The VIX measures the fluctuations expected in the underlying index, which is Nifty in the near term
By Urvashi Valecha
Indian markets have had a choppy ride since February as equities started pricing in risks emanating from the spread of Covid-19. As foreign portfolio investors kept up the heavy selling pressure, volatility has spiked to levels last seen during 2008, after the global financial crisis broke.
Indian Volatility Index (VIX) , however, has been falling since then and closed Wednesday’s trading session at 60.52. The benchmark Sensex ended the day down by 4.08% or 1,203.18 to close at 28,265.31. Nifty50 also declined 4% or 343.9 points to close at 8253.8. VIX is calculated on the basis of the order book of Nifty options. It helps traders measure the degree of volatility or
fluctuations expected in the market over a period of 30 days. It is also known as the fear gauge since it portrays the stress in equities. VIX, which was at 10.5 in December 2019 spiked to 83.61 on March 24. During the 2008 financial crisis, VIX had reached 82 mark.
According to Shrikant Chouhan, executive vice president — equity technical research, Kotak Securities, one cannot expect a vertical fall in VIX until there is some concrete solution to fight Covid-19. “VIX has corrected to 62 from 82, mainly due to little bit stability in world markets. Many developed and emerging markets have banned the short-selling or restricted to specific stocks. It has helped to curb short-sellers and saved the market from falling vertically. However, till the numbers of infected cases from the US are not declining, VIX can move upward,” he said. In India too, the Securities and Exchange Board of India had announced several measures to curb volatility in the markets last month.

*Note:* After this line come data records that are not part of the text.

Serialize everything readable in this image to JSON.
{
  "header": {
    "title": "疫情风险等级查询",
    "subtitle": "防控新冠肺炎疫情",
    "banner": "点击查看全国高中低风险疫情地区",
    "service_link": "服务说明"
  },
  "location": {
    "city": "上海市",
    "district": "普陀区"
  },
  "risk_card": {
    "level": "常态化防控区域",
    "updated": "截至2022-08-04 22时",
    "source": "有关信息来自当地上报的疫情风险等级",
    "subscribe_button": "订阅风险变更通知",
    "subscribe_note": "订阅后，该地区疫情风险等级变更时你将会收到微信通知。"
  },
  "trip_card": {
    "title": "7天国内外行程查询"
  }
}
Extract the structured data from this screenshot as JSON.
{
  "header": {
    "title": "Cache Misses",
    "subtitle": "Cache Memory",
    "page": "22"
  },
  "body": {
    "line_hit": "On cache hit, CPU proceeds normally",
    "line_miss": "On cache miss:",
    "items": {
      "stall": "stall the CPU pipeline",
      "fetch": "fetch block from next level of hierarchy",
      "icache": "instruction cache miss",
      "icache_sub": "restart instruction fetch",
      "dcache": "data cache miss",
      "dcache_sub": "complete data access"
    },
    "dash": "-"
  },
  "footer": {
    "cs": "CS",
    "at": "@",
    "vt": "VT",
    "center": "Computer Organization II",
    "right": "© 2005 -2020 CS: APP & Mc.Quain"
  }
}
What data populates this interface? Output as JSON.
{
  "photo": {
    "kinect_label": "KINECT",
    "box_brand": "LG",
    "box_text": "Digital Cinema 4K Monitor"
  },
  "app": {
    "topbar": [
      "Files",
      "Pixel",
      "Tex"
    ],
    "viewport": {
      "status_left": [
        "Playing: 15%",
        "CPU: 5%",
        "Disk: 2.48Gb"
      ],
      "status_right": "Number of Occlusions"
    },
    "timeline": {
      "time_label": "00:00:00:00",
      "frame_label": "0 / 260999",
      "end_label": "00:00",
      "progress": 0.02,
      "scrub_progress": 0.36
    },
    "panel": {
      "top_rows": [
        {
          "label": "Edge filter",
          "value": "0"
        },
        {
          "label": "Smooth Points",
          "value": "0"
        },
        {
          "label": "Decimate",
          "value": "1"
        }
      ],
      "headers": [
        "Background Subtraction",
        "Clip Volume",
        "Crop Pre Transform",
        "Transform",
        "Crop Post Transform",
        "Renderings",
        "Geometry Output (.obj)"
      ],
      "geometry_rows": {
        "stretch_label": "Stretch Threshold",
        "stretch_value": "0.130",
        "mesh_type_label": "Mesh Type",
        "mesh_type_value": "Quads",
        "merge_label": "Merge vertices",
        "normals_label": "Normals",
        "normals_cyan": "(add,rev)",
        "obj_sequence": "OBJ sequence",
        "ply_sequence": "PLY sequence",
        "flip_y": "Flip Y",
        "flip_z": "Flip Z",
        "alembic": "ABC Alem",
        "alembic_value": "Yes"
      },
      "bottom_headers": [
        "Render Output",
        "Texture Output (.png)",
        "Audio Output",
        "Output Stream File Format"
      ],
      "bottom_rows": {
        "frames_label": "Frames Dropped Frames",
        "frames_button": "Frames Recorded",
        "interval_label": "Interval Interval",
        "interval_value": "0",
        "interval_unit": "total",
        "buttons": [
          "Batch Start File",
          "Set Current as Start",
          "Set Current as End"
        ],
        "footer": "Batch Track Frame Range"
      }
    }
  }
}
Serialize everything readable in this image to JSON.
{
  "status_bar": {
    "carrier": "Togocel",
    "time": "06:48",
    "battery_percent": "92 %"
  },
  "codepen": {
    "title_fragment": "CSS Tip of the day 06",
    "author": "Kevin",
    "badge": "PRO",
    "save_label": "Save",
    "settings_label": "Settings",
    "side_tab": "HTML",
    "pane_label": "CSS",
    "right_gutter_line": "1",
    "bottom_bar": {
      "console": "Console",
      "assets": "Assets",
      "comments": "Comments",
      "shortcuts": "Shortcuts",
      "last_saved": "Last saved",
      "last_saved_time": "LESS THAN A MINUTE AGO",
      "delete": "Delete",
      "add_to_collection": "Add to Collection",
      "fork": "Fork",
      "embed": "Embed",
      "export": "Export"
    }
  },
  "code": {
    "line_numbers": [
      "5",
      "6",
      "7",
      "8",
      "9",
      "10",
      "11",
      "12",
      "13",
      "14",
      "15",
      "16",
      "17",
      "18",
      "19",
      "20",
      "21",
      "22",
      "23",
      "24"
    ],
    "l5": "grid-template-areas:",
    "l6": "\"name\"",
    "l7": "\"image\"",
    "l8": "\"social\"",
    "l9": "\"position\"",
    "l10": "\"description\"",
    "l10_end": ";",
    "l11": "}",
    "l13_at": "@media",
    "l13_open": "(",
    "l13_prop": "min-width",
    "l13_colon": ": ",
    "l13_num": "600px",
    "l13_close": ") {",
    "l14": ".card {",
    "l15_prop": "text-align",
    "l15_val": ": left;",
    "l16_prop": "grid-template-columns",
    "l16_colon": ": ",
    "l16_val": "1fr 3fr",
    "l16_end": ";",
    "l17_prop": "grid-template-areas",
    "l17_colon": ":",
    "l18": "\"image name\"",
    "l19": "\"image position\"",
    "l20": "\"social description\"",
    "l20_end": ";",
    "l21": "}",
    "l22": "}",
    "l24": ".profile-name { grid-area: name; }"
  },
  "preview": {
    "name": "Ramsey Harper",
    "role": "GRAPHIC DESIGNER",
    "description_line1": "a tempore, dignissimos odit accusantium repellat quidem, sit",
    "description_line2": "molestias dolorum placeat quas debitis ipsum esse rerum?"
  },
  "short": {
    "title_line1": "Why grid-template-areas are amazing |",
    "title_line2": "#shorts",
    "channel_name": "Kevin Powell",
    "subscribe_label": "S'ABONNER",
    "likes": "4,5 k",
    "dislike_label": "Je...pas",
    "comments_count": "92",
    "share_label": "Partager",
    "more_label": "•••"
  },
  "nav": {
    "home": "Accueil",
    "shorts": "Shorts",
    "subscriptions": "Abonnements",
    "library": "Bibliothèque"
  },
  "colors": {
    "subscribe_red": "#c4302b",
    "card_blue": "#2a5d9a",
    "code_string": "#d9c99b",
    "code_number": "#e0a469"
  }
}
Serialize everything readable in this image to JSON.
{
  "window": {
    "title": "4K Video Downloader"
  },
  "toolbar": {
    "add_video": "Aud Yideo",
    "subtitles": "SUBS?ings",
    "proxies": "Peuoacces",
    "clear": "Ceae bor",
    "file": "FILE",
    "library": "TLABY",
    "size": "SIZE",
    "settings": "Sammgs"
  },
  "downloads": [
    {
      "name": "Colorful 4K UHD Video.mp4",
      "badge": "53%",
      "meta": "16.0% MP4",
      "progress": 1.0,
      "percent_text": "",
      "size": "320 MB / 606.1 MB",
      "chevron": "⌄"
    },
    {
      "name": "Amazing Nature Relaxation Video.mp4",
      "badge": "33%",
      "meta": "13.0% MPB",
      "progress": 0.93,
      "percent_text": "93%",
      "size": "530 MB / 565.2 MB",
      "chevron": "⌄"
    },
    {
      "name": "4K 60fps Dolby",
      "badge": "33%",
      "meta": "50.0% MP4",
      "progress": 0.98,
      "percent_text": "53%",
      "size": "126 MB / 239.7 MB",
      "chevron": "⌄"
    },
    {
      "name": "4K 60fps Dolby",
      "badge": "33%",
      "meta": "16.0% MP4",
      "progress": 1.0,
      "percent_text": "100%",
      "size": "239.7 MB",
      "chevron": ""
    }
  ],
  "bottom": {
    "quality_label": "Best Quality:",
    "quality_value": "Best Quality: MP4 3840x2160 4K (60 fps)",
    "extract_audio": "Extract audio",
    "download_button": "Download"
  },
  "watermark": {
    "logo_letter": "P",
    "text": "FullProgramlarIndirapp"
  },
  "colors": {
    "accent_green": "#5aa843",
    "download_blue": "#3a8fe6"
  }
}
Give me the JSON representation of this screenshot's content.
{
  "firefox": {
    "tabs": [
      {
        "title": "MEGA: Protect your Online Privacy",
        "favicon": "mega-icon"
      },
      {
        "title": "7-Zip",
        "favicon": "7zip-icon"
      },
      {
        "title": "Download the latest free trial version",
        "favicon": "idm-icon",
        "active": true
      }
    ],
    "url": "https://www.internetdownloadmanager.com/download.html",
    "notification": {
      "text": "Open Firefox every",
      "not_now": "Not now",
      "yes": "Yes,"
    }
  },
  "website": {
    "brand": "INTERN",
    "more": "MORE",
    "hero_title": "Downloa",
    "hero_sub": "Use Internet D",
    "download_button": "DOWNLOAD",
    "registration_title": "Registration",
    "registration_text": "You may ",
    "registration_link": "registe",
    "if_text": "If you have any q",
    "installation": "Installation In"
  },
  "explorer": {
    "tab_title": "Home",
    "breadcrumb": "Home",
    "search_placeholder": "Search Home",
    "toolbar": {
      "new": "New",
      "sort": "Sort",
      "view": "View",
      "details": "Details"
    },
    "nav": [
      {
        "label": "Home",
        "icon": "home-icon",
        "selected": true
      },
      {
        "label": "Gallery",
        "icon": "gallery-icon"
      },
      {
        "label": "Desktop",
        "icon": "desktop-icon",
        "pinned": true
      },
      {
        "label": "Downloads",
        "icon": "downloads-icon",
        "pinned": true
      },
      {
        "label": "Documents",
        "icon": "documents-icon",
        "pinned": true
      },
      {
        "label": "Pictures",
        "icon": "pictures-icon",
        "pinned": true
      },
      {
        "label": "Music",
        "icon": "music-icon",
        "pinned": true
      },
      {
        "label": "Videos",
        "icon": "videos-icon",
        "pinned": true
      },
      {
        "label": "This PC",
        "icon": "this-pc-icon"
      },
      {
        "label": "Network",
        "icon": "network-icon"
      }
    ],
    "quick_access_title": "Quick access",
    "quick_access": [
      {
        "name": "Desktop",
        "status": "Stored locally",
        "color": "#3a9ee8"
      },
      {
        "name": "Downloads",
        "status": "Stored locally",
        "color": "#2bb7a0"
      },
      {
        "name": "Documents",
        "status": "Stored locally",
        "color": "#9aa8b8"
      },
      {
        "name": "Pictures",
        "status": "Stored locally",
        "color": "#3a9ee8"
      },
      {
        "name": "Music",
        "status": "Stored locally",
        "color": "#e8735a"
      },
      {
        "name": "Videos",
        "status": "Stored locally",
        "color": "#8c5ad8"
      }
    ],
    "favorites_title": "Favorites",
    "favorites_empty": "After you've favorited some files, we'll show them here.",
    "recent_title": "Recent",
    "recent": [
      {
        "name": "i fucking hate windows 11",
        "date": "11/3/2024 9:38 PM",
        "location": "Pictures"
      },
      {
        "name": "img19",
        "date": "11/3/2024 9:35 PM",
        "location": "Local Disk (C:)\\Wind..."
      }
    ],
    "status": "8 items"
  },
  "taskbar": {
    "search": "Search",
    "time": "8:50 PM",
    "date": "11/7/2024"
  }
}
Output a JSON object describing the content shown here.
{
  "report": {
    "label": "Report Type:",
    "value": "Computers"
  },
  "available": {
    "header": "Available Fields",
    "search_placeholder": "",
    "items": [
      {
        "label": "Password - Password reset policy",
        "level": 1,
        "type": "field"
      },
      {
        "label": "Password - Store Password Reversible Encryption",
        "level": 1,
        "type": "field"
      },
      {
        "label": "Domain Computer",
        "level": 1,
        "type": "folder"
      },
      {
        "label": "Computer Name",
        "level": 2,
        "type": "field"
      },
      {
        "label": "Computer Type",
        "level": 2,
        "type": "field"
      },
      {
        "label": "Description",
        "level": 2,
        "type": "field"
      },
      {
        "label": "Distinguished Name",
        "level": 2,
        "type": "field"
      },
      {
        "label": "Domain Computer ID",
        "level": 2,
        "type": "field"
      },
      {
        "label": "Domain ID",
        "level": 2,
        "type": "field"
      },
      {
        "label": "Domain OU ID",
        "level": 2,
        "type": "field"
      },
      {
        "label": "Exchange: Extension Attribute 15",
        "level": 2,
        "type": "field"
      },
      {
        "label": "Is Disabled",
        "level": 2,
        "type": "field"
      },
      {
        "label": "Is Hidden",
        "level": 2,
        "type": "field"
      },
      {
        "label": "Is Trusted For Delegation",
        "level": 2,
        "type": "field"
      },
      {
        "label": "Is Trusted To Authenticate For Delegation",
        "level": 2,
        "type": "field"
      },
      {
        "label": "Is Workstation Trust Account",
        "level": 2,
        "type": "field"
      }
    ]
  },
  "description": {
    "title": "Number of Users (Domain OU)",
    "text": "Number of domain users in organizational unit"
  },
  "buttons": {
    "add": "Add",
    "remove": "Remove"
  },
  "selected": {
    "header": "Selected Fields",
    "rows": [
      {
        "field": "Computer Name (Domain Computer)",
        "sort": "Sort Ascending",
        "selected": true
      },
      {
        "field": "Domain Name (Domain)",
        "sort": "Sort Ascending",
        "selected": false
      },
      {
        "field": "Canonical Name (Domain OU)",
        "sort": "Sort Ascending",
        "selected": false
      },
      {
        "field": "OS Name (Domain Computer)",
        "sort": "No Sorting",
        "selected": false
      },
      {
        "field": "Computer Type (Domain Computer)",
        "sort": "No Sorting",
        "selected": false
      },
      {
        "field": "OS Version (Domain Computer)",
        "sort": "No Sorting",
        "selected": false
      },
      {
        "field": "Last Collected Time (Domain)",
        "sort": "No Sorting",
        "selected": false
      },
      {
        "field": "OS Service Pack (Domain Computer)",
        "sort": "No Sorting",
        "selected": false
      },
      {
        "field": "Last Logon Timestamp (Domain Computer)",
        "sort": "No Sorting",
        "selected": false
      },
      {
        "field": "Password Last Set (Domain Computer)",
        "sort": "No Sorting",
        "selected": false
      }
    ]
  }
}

Market experts also stated that after the Nifty reached the 9,000 mark last week from 7,511, the traders and investors received some respite. Ruchit Jain, equity technical analyst, Angel Broking, stated that the India VIX is still trading at much higher levels than normally seen in a stable market environment. “With VIX still above 50, the use of options as insurance on long equity positions is diminished as the higher volatility makes options very expensive,” he said.
The Volatility Index measures the fluctuations expected in the underlying index, which is Nifty in the near term. When VIX is higher, it indicates that the investors are feeling uncertain about the fluctuations. Gaurav S Ratnaparkhi, senior technical analyst, Sharekhan by BNP Paribas, however, believes that in the coming week, VIX levels may come down to 45 or 50. “As long as the market continues to trade between the 7,500 to 9,000 levels, the volatility index will keep coming down. It could even reach 45 or 50 levels in the coming week. When the market breaks the range of 7,500 to 9,000, then you could see the volatility spike up again,” he said, adding that the Nifty is currently in a consolidation phase.